Jay Rayner 

What could my family love more than my braised ox cheeks? Plenty, it seems

I serve them up culinary delights, but when I’m not there it’s sausage sandwiches and jacket potatoes that they crave
  
  

ofm jay rayner jan 2023

To live in my house is to know gustatory joy. I wake each morning, thinking only of dinner. What shall I cook for them all today? What glorious dish shall I present to my lucky family tonight? Shall I head to the hot and numbing embrace of Sichuan or the darker flavours of northern Spain? Will salted anchovies be involved somewhere in the profound depths of a sauce with more power and oomph than a Porsche 911 Turbo? They often are. I have cupboards full of condiments and sauces. I am rich in ground cumin, dried chillies and sticky pots of tamarind. I have the kitchen skills, the determination and the monumental greed needed to execute brilliant food for every meal. Being part of my family is to win the culinary lottery of life.

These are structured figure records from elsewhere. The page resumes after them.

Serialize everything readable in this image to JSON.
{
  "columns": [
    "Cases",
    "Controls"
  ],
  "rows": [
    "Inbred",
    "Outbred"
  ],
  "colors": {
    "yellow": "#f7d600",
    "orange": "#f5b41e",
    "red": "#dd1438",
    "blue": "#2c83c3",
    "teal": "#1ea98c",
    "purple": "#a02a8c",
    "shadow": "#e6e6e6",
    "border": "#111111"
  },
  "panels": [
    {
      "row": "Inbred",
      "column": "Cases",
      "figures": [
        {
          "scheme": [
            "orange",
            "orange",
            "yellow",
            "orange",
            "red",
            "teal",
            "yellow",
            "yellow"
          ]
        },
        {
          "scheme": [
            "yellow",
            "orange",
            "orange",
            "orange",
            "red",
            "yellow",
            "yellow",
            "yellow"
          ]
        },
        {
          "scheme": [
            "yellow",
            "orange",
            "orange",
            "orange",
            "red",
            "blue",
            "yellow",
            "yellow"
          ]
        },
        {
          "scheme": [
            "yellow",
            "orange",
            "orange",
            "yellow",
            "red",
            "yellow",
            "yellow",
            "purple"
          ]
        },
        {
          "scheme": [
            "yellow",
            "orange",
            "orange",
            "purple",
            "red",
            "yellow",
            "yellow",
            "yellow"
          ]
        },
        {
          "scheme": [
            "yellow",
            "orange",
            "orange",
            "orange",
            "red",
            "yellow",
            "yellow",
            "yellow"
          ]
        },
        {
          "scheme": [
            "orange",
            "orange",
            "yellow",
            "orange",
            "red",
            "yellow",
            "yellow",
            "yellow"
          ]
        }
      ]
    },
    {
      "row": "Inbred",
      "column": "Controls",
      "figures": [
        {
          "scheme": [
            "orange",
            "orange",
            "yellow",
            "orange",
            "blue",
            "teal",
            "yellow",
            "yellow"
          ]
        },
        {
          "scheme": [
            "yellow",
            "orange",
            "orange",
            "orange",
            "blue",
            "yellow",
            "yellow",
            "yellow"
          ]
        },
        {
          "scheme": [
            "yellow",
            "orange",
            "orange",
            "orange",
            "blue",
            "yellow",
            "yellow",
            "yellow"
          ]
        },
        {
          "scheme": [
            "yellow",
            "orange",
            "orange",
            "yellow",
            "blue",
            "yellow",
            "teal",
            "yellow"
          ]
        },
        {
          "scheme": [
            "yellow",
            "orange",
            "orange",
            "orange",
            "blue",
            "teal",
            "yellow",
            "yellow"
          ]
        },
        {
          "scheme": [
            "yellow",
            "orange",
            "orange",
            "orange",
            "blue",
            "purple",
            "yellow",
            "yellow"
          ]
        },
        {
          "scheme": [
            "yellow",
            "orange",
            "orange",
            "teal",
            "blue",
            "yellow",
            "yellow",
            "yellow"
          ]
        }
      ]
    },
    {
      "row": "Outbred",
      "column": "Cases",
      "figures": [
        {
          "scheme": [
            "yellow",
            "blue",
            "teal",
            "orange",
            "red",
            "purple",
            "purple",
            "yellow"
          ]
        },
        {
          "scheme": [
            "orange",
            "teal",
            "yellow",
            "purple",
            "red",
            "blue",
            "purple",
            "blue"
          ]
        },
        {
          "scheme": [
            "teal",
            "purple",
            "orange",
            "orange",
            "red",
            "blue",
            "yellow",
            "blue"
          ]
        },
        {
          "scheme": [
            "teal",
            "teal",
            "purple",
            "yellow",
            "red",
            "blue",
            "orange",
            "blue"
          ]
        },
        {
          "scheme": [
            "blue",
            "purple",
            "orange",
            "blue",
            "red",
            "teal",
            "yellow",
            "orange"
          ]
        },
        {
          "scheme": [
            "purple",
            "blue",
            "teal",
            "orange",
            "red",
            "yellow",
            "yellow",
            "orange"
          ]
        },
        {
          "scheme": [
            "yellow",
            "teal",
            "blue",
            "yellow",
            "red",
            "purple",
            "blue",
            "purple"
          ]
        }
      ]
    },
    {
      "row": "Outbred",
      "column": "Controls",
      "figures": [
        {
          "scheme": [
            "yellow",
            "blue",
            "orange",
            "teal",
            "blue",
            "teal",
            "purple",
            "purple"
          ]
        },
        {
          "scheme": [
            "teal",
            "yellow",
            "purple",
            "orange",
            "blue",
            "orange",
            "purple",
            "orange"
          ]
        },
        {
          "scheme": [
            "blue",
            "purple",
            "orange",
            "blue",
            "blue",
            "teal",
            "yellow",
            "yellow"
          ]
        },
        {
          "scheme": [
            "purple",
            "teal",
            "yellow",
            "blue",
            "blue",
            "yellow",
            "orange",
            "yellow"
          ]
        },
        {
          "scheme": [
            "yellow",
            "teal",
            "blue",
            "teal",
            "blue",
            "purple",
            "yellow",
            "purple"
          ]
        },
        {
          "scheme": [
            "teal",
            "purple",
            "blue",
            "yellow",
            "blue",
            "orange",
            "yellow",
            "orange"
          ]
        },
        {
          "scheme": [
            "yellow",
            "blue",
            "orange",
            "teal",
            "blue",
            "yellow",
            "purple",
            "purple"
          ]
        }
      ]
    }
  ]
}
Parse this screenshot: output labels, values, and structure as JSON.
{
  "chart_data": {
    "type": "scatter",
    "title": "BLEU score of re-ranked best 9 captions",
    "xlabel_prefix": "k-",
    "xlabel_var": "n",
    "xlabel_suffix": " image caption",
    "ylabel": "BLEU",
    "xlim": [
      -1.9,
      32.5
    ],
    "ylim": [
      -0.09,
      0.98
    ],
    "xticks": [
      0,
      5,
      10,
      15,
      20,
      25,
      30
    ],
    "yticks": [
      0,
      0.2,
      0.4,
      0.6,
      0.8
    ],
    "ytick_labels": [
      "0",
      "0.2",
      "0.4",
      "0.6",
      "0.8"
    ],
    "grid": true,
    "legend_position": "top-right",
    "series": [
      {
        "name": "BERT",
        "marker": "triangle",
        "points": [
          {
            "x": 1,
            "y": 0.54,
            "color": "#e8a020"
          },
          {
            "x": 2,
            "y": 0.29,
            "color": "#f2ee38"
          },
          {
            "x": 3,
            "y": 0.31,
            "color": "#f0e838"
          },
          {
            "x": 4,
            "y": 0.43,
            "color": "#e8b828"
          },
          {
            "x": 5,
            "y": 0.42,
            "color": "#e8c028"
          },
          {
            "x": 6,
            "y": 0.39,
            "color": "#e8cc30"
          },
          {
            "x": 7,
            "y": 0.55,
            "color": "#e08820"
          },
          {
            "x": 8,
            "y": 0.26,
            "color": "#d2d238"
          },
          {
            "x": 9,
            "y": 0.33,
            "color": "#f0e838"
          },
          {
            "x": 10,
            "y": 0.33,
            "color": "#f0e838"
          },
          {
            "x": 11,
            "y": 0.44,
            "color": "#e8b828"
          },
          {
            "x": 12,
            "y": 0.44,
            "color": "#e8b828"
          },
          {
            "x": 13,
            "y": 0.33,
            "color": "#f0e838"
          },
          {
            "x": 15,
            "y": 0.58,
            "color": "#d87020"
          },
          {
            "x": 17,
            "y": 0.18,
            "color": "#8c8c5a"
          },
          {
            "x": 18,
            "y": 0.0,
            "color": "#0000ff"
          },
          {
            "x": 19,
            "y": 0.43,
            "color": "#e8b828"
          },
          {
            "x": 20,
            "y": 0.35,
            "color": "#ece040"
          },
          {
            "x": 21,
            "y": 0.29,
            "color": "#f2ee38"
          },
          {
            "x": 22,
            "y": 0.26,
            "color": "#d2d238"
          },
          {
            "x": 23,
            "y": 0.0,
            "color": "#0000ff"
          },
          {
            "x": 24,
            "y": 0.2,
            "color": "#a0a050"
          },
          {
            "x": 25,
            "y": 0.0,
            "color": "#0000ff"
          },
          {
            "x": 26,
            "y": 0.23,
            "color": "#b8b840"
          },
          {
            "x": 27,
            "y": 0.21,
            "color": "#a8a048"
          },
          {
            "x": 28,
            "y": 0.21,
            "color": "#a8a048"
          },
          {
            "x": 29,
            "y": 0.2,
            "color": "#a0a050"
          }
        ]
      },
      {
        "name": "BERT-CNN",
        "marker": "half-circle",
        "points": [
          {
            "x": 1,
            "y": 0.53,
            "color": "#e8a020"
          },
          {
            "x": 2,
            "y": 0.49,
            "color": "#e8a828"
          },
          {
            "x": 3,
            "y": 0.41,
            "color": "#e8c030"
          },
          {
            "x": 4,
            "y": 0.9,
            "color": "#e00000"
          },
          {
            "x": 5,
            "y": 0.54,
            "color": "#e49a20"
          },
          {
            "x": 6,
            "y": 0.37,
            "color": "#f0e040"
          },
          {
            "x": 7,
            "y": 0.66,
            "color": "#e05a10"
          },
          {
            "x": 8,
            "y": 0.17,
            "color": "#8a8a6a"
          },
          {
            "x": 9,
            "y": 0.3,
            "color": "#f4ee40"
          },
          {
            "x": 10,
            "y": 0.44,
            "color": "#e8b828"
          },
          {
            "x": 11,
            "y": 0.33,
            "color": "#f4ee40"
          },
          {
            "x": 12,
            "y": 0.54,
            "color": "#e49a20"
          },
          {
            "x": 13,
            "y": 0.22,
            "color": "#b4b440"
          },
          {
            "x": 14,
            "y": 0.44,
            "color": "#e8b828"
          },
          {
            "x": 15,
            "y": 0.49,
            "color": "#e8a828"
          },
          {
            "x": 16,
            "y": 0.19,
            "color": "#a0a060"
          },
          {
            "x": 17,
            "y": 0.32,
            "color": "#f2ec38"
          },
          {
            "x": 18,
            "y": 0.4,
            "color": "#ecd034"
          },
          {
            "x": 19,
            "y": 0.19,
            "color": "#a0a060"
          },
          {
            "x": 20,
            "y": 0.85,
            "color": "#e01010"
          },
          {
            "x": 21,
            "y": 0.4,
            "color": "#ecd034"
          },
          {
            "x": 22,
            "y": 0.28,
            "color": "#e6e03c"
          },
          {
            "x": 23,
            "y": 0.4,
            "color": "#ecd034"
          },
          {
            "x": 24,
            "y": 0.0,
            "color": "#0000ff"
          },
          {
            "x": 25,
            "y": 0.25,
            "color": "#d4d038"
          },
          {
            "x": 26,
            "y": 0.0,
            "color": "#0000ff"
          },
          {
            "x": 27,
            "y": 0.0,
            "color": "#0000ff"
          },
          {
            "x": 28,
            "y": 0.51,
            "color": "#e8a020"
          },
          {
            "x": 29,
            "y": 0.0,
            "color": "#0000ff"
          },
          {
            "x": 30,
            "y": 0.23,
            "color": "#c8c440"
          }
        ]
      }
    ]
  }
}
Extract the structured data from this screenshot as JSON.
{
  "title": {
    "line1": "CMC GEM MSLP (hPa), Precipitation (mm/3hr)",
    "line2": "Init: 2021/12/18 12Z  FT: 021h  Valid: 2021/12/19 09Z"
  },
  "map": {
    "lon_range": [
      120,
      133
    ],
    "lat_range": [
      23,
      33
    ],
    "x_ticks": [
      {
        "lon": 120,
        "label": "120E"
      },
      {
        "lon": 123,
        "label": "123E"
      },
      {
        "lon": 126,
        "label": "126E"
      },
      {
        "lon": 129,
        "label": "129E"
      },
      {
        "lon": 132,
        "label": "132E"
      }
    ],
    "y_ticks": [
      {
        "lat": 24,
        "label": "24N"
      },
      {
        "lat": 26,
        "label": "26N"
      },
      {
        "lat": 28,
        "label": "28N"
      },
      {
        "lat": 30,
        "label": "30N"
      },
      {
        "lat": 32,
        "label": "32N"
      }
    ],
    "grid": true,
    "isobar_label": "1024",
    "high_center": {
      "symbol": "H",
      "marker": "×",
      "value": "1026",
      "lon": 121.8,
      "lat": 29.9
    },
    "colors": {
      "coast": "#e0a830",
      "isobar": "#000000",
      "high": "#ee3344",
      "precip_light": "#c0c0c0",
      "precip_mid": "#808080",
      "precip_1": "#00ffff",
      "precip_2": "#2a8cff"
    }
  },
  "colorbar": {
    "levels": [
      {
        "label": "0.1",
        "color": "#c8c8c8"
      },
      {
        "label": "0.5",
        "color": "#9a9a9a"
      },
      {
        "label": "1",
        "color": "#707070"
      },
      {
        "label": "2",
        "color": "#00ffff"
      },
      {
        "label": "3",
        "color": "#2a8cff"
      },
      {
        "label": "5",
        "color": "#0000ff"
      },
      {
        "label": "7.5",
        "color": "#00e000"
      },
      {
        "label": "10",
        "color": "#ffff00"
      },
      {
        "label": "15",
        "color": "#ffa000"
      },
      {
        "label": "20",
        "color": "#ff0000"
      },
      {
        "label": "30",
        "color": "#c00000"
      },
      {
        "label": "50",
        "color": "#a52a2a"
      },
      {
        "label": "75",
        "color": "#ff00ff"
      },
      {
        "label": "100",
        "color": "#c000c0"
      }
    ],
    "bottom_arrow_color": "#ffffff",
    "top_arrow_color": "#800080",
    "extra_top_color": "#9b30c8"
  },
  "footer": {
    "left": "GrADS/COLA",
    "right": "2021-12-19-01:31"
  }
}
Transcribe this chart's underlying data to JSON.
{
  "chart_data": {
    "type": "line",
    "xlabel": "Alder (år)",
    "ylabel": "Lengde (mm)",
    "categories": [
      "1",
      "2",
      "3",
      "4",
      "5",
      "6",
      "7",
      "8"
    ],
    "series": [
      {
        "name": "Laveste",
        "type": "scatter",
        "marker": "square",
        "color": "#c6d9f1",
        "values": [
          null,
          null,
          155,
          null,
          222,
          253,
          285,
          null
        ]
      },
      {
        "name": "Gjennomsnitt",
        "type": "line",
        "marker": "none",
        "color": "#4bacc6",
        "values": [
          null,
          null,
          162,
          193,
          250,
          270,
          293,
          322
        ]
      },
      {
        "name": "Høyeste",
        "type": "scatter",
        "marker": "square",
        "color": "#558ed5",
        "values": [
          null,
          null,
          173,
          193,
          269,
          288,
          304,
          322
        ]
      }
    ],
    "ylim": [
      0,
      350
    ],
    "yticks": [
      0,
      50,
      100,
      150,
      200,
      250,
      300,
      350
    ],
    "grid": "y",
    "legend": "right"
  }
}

Or perhaps not. Recently, as I was serving up my latest creation – it may have been the long-braised ox cheeks in a spiced tomato sauce from a recipe by José Pizarro, or perhaps the teriyaki chicken – I asked my loved ones what they’d had for dinner on a previous night when I’d been out. It was a casual question, with a far less than casual intent. I wanted to know just how much they’d missed me. My wife, Pat, sat up and grinned. “Sausage sandwiches,” she said. “It was great.” My boys joined in. Oh yeah, doughy, cheap white bread, and the crap sausages, not those annoying ones with too much actual meat in them, and nowhere near enough nipple and nostril. The three of them fell to discussing the thrills of their sausage sandwich fest. I blinked. Sausage sandwiches? For dinner? Pat shrugged, and dug around at the lovingly crafted plate of utter wonderfulness in front of her. “We have to wait for you to go out to be able to do that sort of thing.”

I thought we had a shared family culture. I thought the intricate food I served was an “us” thing, not a “me” thing. Now, all of a sudden, I discover that sometimes, like Jehovah’s Witnesses and Mrs Brown’s Boys, I am merely tolerated; that there are things they like to do together from which I must be protected. Did I even really know them any more?

Let’s be clear. They do appreciate much of what I cook. Cooing noises are made. Plates are cleared. I wear the praise lightly, and wouldn’t ever crow about any of that in public, say, in a national newspaper column. By the same token, I am not all about roast swan with caviar chasers. I really do love a sausage sandwich. There’s even a place in my life for a cheap sausage sandwich, made with white bread you can return to its dough-like state if you squeeze the crumb between thumb and index finger.

But not for bloody dinner. That’s a moment to take things seriously. It’s an opportunity, a time to put your back into it. Or at least so I thought. I have read about high-flying Michelin starred chefs who, at the end of a long service tweezering perfectly cooked ingredients into place, want nothing more than a Pot Noodle or a bag of chips. But it didn’t occur to me that this food fatigue might extend unto the family of a committed, well-meaning, belly-obsessed restaurant critic. One night not long ago, it turned out I would be back for dinner when I had thought I’d be out. Pat was in charge that evening. What were we having? Jacket potatoes with grated cheese and baked beans. I’d never seen them all look so damn happy. Really. I don’t know why I bother.